The mission, known as Starlink-1, saw the launch of another 60 satellites from Space Launch Complex 40 at Cape Canaveral Air Force Station, Florida, atop a Falcon 9 rocket. Unlike previous launches, this mission involved the latest version of Starlink (Starlink 1.0), which feature a number of upgrades and refinements over the previous version (Starlink 0.9) and made this mission the heaviest Starlink launch to date.
As usual, SpaceX live-tweeted the event, providing key mission updates in realtime. This included the launch, which took place at 09:57 AM EST (06:57 AM PST), the fairings deploying roughly four minutes later, the recovery of the first stage at sea by 10:05 AM EST (07:05 AM PST), and the successful deployment of the 60-satellite payload by 10:57 AM EST (07:57 AM PST).
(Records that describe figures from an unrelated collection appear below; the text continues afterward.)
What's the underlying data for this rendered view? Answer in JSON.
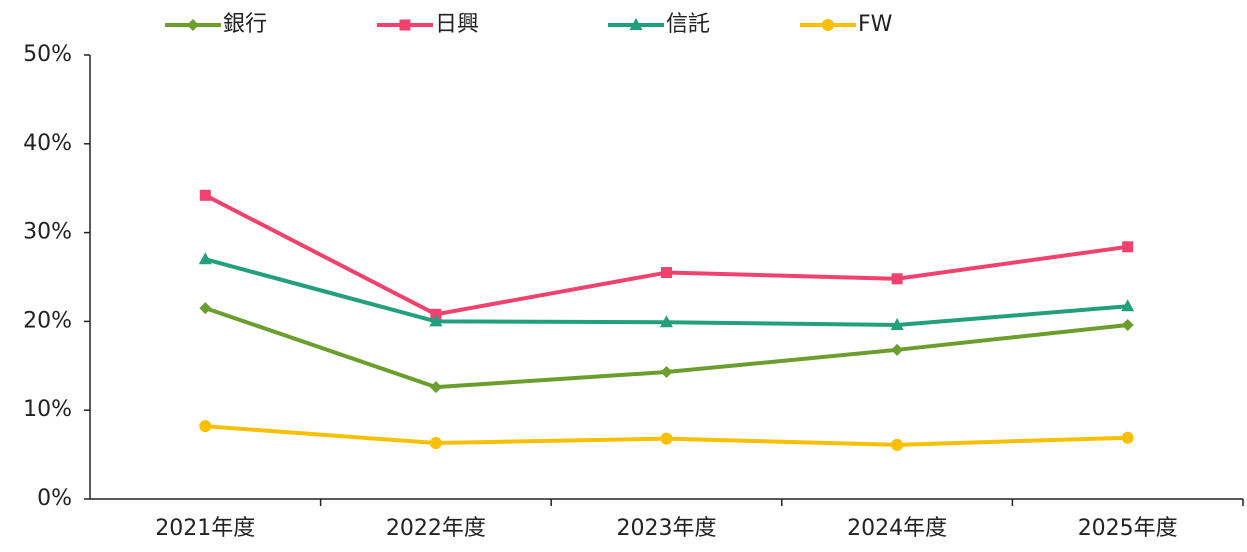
{
  "chart_data": {
    "type": "line",
    "categories": [
      "2021年度",
      "2022年度",
      "2023年度",
      "2024年度",
      "2025年度"
    ],
    "series": [
      {
        "name": "銀行",
        "color": "#6b9e2c",
        "marker": "diamond",
        "values": [
          21.5,
          12.6,
          14.3,
          16.8,
          19.6
        ]
      },
      {
        "name": "日興",
        "color": "#f0426c",
        "marker": "square",
        "values": [
          34.2,
          20.8,
          25.5,
          24.8,
          28.4
        ]
      },
      {
        "name": "信託",
        "color": "#22a07e",
        "marker": "triangle",
        "values": [
          27.0,
          20.0,
          19.9,
          19.6,
          21.7
        ]
      },
      {
        "name": "FW",
        "color": "#f8c000",
        "marker": "circle",
        "values": [
          8.2,
          6.3,
          6.8,
          6.1,
          6.9
        ]
      }
    ],
    "ylim": [
      0,
      50
    ],
    "yticks": [
      {
        "value": 0,
        "label": "0%"
      },
      {
        "value": 10,
        "label": "10%"
      },
      {
        "value": 20,
        "label": "20%"
      },
      {
        "value": 30,
        "label": "30%"
      },
      {
        "value": 40,
        "label": "40%"
      },
      {
        "value": 50,
        "label": "50%"
      }
    ],
    "grid": false,
    "legend": "top"
  }
}
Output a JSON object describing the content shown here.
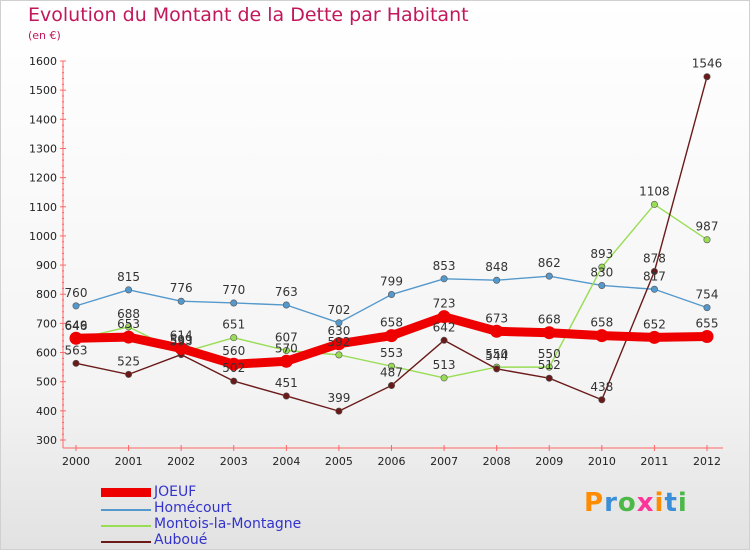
{
  "header": {
    "title": "Evolution du Montant de la Dette par Habitant",
    "unit": "(en €)"
  },
  "brand": {
    "text": "Proxiti",
    "letter_colors": [
      "#ff8c00",
      "#3b8ed8",
      "#4cb848",
      "#ff3399",
      "#ff8c00",
      "#3b8ed8",
      "#4cb848"
    ]
  },
  "chart_data": {
    "type": "line",
    "title": "Evolution du Montant de la Dette par Habitant",
    "subtitle": "(en €)",
    "xlabel": "",
    "ylabel": "",
    "categories": [
      "2000",
      "2001",
      "2002",
      "2003",
      "2004",
      "2005",
      "2006",
      "2007",
      "2008",
      "2009",
      "2010",
      "2011",
      "2012"
    ],
    "ylim": [
      300,
      1600
    ],
    "yticks": [
      300,
      400,
      500,
      600,
      700,
      800,
      900,
      1000,
      1100,
      1200,
      1300,
      1400,
      1500,
      1600
    ],
    "grid": false,
    "legend_position": "bottom-left",
    "series": [
      {
        "name": "Homécourt",
        "color": "#5599cc",
        "values": [
          760,
          815,
          776,
          770,
          763,
          702,
          799,
          853,
          848,
          862,
          830,
          817,
          754
        ]
      },
      {
        "name": "Montois-la-Montagne",
        "color": "#99dd55",
        "values": [
          646,
          688,
          599,
          651,
          607,
          592,
          553,
          513,
          550,
          550,
          893,
          1108,
          987
        ]
      },
      {
        "name": "Auboué",
        "color": "#6b1a1a",
        "values": [
          563,
          525,
          593,
          502,
          451,
          399,
          487,
          642,
          544,
          512,
          438,
          878,
          1546
        ]
      },
      {
        "name": "JOEUF",
        "color": "#ee0000",
        "values": [
          649,
          653,
          614,
          560,
          570,
          630,
          658,
          723,
          673,
          668,
          658,
          652,
          655
        ]
      }
    ]
  }
}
Whereas the previous batch was a simplified version that broadcast only in the Ku-band, these upgraded versions broadcast in both the Ka- and Ku-bands. The new satellites also take advantage of new components that are “100% demisable”, which will allow them to quickly burn up in Earth’s atmosphere at the end of their service.
This is in keeping with SpaceX’s commitment to limit the problem of space debris – which includes deploying Starlink satellites to a low operational altitude of 550 kilometers (340 mi). The company has indicated that it will be offering internet service in parts of the US and Canada after six launches, which they intend to complete by the end of the year. They intend to expand this to global coverage by 24 launches (totaling 1,440 satellites).
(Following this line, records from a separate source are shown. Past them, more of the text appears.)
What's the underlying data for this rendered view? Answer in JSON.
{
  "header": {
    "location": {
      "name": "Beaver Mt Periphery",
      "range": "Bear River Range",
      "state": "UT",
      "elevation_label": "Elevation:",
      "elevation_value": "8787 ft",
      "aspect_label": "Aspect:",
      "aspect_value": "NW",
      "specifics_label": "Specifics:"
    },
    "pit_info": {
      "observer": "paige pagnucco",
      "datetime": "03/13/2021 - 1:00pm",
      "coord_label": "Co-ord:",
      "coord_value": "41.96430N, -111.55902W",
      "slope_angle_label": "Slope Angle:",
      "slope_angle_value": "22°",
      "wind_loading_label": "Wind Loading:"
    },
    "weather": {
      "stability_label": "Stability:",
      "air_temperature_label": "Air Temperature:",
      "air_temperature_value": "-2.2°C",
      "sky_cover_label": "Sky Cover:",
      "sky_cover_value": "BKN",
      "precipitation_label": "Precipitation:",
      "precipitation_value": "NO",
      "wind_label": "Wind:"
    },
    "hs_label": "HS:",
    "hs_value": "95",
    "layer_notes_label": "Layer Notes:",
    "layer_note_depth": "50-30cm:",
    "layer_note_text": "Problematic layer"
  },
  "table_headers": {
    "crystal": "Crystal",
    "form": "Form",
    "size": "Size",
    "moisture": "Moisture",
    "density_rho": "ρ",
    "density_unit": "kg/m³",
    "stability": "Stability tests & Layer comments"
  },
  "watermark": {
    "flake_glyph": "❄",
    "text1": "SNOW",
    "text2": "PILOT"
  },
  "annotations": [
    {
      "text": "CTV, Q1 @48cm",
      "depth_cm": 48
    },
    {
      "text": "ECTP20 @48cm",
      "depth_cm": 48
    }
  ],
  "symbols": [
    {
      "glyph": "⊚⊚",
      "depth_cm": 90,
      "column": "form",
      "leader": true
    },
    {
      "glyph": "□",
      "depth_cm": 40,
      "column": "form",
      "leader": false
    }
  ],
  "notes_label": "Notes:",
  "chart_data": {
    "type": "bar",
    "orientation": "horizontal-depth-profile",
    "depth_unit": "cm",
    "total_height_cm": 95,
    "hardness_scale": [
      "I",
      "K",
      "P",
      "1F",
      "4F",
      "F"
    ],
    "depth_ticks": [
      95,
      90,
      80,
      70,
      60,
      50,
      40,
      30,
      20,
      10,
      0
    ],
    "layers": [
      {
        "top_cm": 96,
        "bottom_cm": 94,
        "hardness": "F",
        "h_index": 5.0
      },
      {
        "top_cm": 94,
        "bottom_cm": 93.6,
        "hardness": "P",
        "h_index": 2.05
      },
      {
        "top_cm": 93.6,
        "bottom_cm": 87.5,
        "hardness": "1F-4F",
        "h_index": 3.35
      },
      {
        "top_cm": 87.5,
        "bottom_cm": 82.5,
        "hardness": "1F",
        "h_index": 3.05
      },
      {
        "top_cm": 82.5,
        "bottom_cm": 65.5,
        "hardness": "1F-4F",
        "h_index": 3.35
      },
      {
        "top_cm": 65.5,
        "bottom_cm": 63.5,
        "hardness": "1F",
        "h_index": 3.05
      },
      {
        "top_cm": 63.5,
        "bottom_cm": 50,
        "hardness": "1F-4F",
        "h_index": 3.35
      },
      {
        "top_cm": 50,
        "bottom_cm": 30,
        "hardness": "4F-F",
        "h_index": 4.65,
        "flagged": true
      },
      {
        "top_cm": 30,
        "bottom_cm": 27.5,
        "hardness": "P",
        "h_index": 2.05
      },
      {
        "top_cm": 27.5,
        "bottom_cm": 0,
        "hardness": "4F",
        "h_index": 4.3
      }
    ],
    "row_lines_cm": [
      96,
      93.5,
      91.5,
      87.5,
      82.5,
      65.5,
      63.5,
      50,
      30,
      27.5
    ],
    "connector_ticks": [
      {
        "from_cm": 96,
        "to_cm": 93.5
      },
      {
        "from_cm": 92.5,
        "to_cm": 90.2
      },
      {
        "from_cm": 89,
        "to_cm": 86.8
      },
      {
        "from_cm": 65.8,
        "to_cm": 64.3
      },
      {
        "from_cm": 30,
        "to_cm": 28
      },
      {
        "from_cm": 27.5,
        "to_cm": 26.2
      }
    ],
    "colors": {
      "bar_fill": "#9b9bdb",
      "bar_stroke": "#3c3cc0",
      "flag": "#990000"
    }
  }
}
The deployment of this latest batch was also a milestone in terms of SpaceX’s reusability record since the Falcon 9 that was used performed its fourth successful flight and landing – which took place at sea aboard the drone ship Of Course I Still Love You (OCISLY). This makes the booster (B1048) the first Falcon 9 first stage to complete this many missions and brings SpaceX a step closer towards full reusability with its launchers.
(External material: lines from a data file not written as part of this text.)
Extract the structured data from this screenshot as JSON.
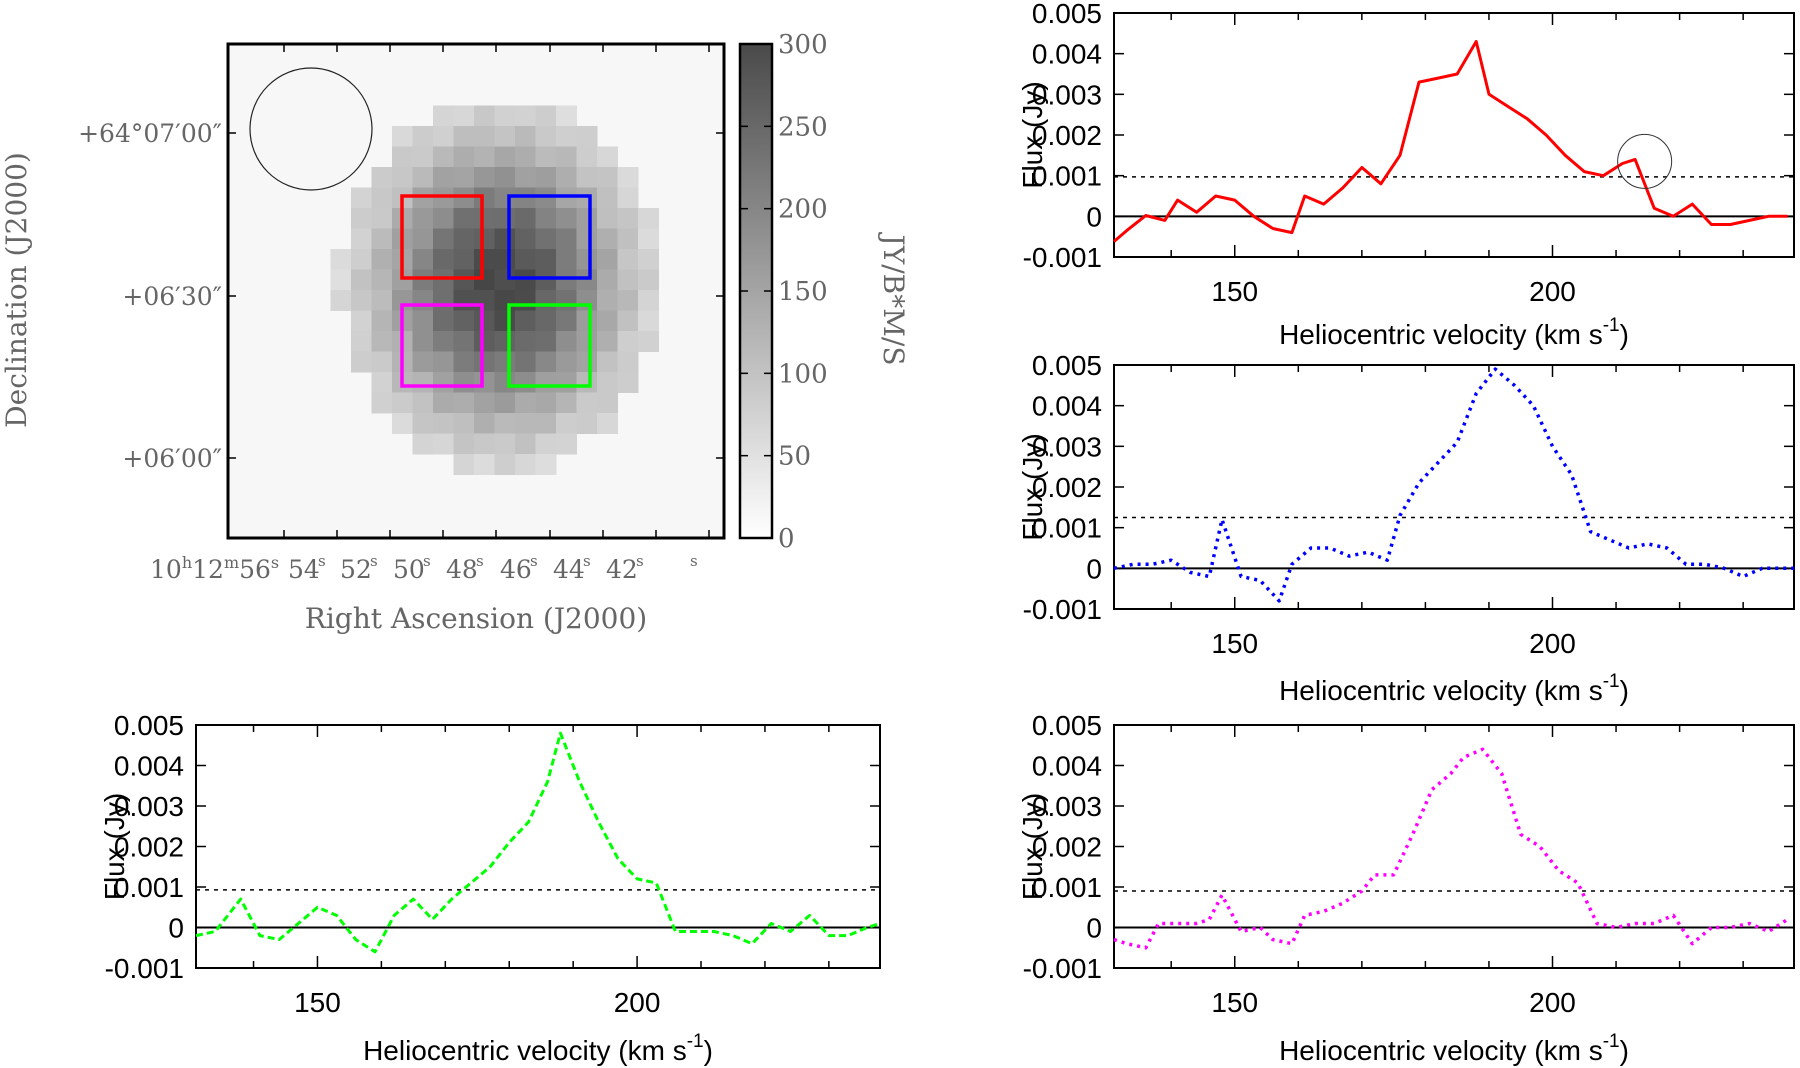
{
  "image_panel": {
    "xlabel": "Right Ascension (J2000)",
    "ylabel": "Declination (J2000)",
    "colorbar_label": "JY/B*M/S",
    "colorbar_ticks": [
      "0",
      "50",
      "100",
      "150",
      "200",
      "250",
      "300"
    ],
    "colorbar_range": [
      0,
      300
    ],
    "ra_ticks": [
      {
        "h": "10",
        "m": "12",
        "s": "56",
        "label": "56"
      },
      {
        "label": "54"
      },
      {
        "label": "52"
      },
      {
        "label": "50"
      },
      {
        "label": "48"
      },
      {
        "label": "46"
      },
      {
        "label": "44"
      },
      {
        "label": "42"
      }
    ],
    "dec_ticks": [
      "+64°07′00″",
      "+06′30″",
      "+06′00″"
    ],
    "box_colors": {
      "red": "#ff0000",
      "blue": "#0000ff",
      "magenta": "#ff00ff",
      "green": "#00ff00"
    }
  },
  "chart_data": [
    {
      "type": "line",
      "panel": "top-right",
      "line_style": "solid",
      "color": "#ff0000",
      "xlabel": "Heliocentric velocity (km s-1)",
      "ylabel": "Flux (Jy)",
      "xlim": [
        131,
        238
      ],
      "ylim": [
        -0.001,
        0.005
      ],
      "xticks": [
        150,
        200
      ],
      "yticks": [
        -0.001,
        0,
        0.001,
        0.002,
        0.003,
        0.004,
        0.005
      ],
      "ytick_labels": [
        "-0.001",
        "0",
        "0.001",
        "0.002",
        "0.003",
        "0.004",
        "0.005"
      ],
      "threshold": 0.00097,
      "annotation": "circle at ~215 km/s",
      "x": [
        131,
        133,
        136,
        139,
        141,
        144,
        147,
        150,
        153,
        156,
        159,
        161,
        164,
        167,
        170,
        173,
        176,
        179,
        182,
        185,
        188,
        190,
        193,
        196,
        199,
        202,
        205,
        208,
        211,
        213,
        216,
        219,
        222,
        225,
        228,
        231,
        234,
        237
      ],
      "values": [
        -0.00062,
        -0.00035,
        2e-05,
        -0.0001,
        0.0004,
        0.0001,
        0.0005,
        0.0004,
        0.0,
        -0.0003,
        -0.0004,
        0.0005,
        0.0003,
        0.0007,
        0.0012,
        0.0008,
        0.0015,
        0.0033,
        0.0034,
        0.0035,
        0.0043,
        0.003,
        0.0027,
        0.0024,
        0.002,
        0.0015,
        0.0011,
        0.001,
        0.0013,
        0.0014,
        0.0002,
        0.0,
        0.0003,
        -0.0002,
        -0.0002,
        -0.0001,
        0.0,
        0.0
      ]
    },
    {
      "type": "line",
      "panel": "middle-right",
      "line_style": "dotted",
      "color": "#0000ff",
      "xlabel": "Heliocentric velocity (km s-1)",
      "ylabel": "Flux (Jy)",
      "xlim": [
        131,
        238
      ],
      "ylim": [
        -0.001,
        0.005
      ],
      "xticks": [
        150,
        200
      ],
      "yticks": [
        -0.001,
        0,
        0.001,
        0.002,
        0.003,
        0.004,
        0.005
      ],
      "ytick_labels": [
        "-0.001",
        "0",
        "0.001",
        "0.002",
        "0.003",
        "0.004",
        "0.005"
      ],
      "threshold": 0.00125,
      "x": [
        131,
        134,
        137,
        140,
        143,
        146,
        148,
        151,
        154,
        157,
        159,
        162,
        165,
        168,
        171,
        174,
        176,
        179,
        182,
        185,
        188,
        191,
        194,
        197,
        200,
        203,
        206,
        209,
        212,
        215,
        218,
        221,
        224,
        227,
        230,
        233,
        236,
        238
      ],
      "values": [
        0.0,
        0.0001,
        0.0001,
        0.0002,
        -0.0001,
        -0.0002,
        0.0012,
        -0.0002,
        -0.0003,
        -0.0008,
        0.0001,
        0.0005,
        0.0005,
        0.0003,
        0.0004,
        0.0002,
        0.0013,
        0.0021,
        0.0026,
        0.0031,
        0.0043,
        0.0049,
        0.0045,
        0.004,
        0.003,
        0.0023,
        0.0009,
        0.0007,
        0.0005,
        0.0006,
        0.0005,
        0.0001,
        0.0001,
        0.0,
        -0.0002,
        0.0,
        0.0,
        0.0
      ]
    },
    {
      "type": "line",
      "panel": "bottom-left",
      "line_style": "dashed",
      "color": "#00ff00",
      "xlabel": "Heliocentric velocity (km s-1)",
      "ylabel": "Flux (Jy)",
      "xlim": [
        131,
        238
      ],
      "ylim": [
        -0.001,
        0.005
      ],
      "xticks": [
        150,
        200
      ],
      "yticks": [
        -0.001,
        0,
        0.001,
        0.002,
        0.003,
        0.004,
        0.005
      ],
      "ytick_labels": [
        "-0.001",
        "0",
        "0.001",
        "0.002",
        "0.003",
        "0.004",
        "0.005"
      ],
      "threshold": 0.00093,
      "x": [
        131,
        134,
        138,
        141,
        144,
        147,
        150,
        153,
        156,
        159,
        162,
        165,
        168,
        171,
        174,
        177,
        180,
        183,
        186,
        188,
        191,
        194,
        197,
        200,
        203,
        206,
        209,
        212,
        215,
        218,
        221,
        224,
        227,
        230,
        233,
        236,
        238
      ],
      "values": [
        -0.0002,
        -0.0001,
        0.0007,
        -0.0002,
        -0.0003,
        0.0001,
        0.0005,
        0.0003,
        -0.0003,
        -0.0006,
        0.0003,
        0.0007,
        0.0002,
        0.0007,
        0.0011,
        0.0015,
        0.0021,
        0.0026,
        0.0036,
        0.0048,
        0.0036,
        0.0026,
        0.0017,
        0.0012,
        0.0011,
        -0.0001,
        -0.0001,
        -0.0001,
        -0.0002,
        -0.0004,
        0.0001,
        -0.0001,
        0.0003,
        -0.0002,
        -0.0002,
        0.0,
        0.0001
      ]
    },
    {
      "type": "line",
      "panel": "bottom-right",
      "line_style": "dotted",
      "color": "#ff00ff",
      "xlabel": "Heliocentric velocity (km s-1)",
      "ylabel": "Flux (Jy)",
      "xlim": [
        131,
        238
      ],
      "ylim": [
        -0.001,
        0.005
      ],
      "xticks": [
        150,
        200
      ],
      "yticks": [
        -0.001,
        0,
        0.001,
        0.002,
        0.003,
        0.004,
        0.005
      ],
      "ytick_labels": [
        "-0.001",
        "0",
        "0.001",
        "0.002",
        "0.003",
        "0.004",
        "0.005"
      ],
      "threshold": 0.0009,
      "x": [
        131,
        133,
        136,
        138,
        141,
        144,
        146,
        148,
        151,
        154,
        156,
        159,
        161,
        164,
        167,
        170,
        172,
        175,
        178,
        181,
        184,
        186,
        189,
        192,
        195,
        198,
        201,
        204,
        207,
        210,
        213,
        216,
        219,
        222,
        225,
        228,
        231,
        234,
        237
      ],
      "values": [
        -0.0003,
        -0.0004,
        -0.0005,
        0.0001,
        0.0001,
        0.0001,
        0.0002,
        0.0008,
        -0.0001,
        0.0,
        -0.0003,
        -0.0004,
        0.0003,
        0.0004,
        0.0006,
        0.0009,
        0.0013,
        0.0013,
        0.0023,
        0.0034,
        0.0038,
        0.0042,
        0.0044,
        0.0038,
        0.0023,
        0.002,
        0.0014,
        0.0011,
        0.0001,
        0.0,
        0.0001,
        0.0001,
        0.0003,
        -0.0004,
        0.0,
        0.0,
        0.0001,
        -0.0001,
        0.0002
      ]
    }
  ]
}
On top of that, Starlink-1 was the first mission where the payload fairings were also reused. The fairings had previously been part of the Arabsat 6A launch in April of 2019, which saw a Falcon Heavy rocket deploying the Arab League-owned communications satellite. This is made even more impressive by the fact that the fairings were put through some extreme conditions on that mission.
This recovery and reuse signals that SpaceX is closer to regular fairing reuse, something which Musk first mentioned in April 2016 and which the company began to do a year later. By retrieving and reusing fairings, SpaceX estimates that an additional 10% of mission costs can be recouped (which works out to $6 to $10 million for launches using the Falcon 9 and Falcon Heavy, respectively).
The fairings were retrieved at sea shortly after liftoff by the company’s two recovery vessels, “Ms. Tree” and “Ms. Chief”. In this respect, the success of this latest mission has brought Starlink a step closer to providing satellite-based internet services and further established SpaceX as the number one developer of retrievable and reusable launch vehicles.